Tutto ciò è già insito nel bambino, perché “il bambino possiede in lui importanti risorse” (dalla Charte du Bureau International Catholique de l’Enfance). Questa fecondità, questa prosperità è la felicità dell’infanzia (etimologicamente felicità deriva dalla stessa radice di fecondità, feto, figlio), felicità di cui si parla solo negli atti internazionali (Preambolo della Dichiarazione dei diritti del bambino, Preambolo della Convenzione Internazionale sui Diritti dell’Infanzia, Charte du Bureau International Catholique de l’Enfance). “I bambini sono degli artisti nell’approfittare di ogni occasione per essere felici” (lo scrittore svizzero Robert Walser). La filosofa Nussbaum sostiene che per arrivare ad una soglia minima di rispetto della dignità umana nelle costituzioni, come nelle attività di governo, i diritti vadano sostituiti con la garanzia di “capacità”, con il dispiegarsi cioè di quelle condizioni che rendono un uomo realizzato. È quello che bisogna fare nel salvaguardare e promuovere l’infanzia felice.
“Ogni bambino ci racconta nella sua maniera la bellezza e le ferite della vita e ci richiama così alla nostra responsabilità.
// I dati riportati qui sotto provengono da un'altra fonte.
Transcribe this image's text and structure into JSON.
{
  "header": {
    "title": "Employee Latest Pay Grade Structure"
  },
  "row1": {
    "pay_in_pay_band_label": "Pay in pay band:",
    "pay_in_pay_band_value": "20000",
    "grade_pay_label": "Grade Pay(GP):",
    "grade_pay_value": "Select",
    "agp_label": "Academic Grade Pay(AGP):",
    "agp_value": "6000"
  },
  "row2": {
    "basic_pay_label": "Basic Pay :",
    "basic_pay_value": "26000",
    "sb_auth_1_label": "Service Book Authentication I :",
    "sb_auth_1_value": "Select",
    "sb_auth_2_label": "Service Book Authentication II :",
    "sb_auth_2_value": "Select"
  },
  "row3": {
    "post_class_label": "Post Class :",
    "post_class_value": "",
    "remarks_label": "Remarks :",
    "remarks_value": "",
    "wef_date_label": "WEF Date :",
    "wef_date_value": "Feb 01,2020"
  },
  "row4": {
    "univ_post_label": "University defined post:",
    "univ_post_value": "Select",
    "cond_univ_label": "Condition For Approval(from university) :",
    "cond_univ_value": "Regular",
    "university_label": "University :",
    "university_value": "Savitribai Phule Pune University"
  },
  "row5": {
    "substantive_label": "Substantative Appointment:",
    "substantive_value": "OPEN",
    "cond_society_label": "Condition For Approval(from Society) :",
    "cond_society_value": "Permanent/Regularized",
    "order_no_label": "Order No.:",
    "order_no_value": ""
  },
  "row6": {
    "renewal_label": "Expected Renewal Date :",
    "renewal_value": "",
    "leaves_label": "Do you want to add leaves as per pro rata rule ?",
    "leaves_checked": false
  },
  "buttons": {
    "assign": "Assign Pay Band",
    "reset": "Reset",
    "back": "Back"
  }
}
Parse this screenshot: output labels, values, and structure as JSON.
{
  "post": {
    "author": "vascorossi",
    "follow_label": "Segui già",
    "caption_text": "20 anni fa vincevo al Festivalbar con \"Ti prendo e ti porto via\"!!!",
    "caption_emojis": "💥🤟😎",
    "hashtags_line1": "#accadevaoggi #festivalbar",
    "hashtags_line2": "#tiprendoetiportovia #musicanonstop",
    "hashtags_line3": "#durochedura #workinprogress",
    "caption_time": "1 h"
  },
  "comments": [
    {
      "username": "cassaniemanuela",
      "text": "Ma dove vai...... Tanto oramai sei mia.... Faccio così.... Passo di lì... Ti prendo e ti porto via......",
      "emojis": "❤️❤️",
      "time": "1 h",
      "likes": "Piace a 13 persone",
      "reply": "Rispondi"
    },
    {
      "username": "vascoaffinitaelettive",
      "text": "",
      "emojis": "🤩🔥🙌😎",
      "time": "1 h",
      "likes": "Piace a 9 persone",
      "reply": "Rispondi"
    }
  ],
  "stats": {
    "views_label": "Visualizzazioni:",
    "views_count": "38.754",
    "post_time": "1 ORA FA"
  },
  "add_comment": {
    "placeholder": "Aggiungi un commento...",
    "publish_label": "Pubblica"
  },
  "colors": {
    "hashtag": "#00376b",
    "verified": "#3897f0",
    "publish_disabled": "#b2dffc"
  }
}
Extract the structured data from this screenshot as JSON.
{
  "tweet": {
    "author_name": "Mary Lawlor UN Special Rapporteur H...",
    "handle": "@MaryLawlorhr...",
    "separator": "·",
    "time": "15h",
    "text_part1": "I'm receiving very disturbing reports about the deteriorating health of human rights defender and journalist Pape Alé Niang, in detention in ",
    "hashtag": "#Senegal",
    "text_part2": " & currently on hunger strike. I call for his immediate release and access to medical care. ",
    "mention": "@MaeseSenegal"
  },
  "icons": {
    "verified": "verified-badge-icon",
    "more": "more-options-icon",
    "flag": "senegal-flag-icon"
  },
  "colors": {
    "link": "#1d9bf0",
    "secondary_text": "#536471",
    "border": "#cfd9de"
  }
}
La sua nascita rappresenta un’esperienza nuova per l’umanità che gli deve quello che ha di meglio” (dalla Charte du Bureau International Catholique de l’Enfance).
Libertà, felicità, futuro: “Quando una persona è matura? Quando è capace di prendere decisioni libere e feconde” (una psicologa). Sia data questa possibilità ad ogni bambino, persona minore d’età.

BIBLIOGRAFIA
Fulvio Scaparro, “Le molteplici fioriture della vita”, in Messaggero di sant’Antonio, ottobre 2011, pp. 84-85.